Ma l’itinerario del testo, cui segue a ogni passo un riferimento biblico, conduce verso un ulteriore paradosso: l’arma più potente mai costruita (un’arma che non è più un’arma, ma un assoluto) pone fine al conflitto più sanguinoso che l’umanità abbia conosciuto. In altre parole la bomba atomica, frutto del progresso tecnologico, rischia altresì di distruggere non solo l’umanità intera, ma pure ogni tecnica e ogni tecnologia. Lo stesso Oppenheimer, accusato, nel dopoguerra, di essere addirittura una spia sovietica, si rifiutò di prendere parte agli esperimenti sulla bomba a idrogeno. È di imminente uscita, anche in Italia, un film di Christopher Nolan dedicato a questo tema, basato sulla biografia di Kai Bird e Martin J. Sherwin, Robert Oppenheimer, il padre della bomba atomica. Il trionfo e la tragedia di uno scienziato (Garzanti, 2007).
Nell’opera di Massini è impossibile isolare l’aspetto letterario in senso lato da quello di una riflessione sulla sopravvivenza stessa della specie umana.

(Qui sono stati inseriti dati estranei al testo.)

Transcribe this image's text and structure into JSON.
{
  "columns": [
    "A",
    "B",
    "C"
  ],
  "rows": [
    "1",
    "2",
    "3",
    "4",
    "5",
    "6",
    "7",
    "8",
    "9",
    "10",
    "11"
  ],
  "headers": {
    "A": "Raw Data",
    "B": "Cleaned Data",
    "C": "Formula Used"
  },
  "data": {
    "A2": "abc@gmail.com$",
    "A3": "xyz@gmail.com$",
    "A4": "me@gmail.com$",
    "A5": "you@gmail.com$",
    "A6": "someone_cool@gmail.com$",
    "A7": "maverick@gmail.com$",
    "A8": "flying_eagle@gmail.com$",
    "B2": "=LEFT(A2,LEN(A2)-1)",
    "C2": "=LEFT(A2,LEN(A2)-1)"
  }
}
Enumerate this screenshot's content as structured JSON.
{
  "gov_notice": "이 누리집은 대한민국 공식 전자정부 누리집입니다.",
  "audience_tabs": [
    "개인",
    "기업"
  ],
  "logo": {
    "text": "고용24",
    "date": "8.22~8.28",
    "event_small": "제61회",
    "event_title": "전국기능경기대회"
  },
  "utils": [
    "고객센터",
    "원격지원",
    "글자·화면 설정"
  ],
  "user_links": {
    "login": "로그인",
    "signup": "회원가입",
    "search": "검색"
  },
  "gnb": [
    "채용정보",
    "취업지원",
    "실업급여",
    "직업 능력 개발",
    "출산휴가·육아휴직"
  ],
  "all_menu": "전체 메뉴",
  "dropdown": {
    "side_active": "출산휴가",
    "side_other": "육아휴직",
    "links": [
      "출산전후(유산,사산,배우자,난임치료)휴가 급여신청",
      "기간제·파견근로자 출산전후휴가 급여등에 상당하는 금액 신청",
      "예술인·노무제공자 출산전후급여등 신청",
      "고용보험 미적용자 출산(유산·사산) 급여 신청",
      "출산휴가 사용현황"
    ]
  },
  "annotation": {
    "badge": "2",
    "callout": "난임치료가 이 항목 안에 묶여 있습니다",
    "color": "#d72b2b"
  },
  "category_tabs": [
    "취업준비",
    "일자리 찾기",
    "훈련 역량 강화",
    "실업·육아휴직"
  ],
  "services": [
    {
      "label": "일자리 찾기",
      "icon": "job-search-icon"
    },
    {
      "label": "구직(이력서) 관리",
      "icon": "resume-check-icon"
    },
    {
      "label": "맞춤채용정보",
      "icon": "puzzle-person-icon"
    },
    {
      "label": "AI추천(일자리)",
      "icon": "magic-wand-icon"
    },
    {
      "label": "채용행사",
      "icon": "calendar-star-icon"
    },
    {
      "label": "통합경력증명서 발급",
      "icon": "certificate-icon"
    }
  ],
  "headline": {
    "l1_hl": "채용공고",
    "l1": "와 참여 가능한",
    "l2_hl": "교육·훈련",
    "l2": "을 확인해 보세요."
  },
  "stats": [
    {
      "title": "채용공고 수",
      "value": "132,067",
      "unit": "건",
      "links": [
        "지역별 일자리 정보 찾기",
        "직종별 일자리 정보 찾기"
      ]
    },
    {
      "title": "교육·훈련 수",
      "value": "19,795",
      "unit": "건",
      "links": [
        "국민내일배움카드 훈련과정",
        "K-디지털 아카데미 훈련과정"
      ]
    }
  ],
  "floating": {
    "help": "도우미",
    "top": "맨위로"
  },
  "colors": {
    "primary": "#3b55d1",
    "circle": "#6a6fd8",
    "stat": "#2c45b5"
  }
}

Viene in mente Martin Heidegger, con la tecnica intesa come destino, ma anche le parole ancora più agghiaccianti di Günther Anders sulla bomba: «Anche se l’evento estremo non si dovesse mai compiere, anche se dovesse continuare a restare sospesa su di noi, senza mai scaricarsi, siamo esseri condannati a vivere all’ombra di questa ineluttabile accompagnatrice: dunque senza speranza; dunque senza progetti; dunque in un modo che non dipende più da noi».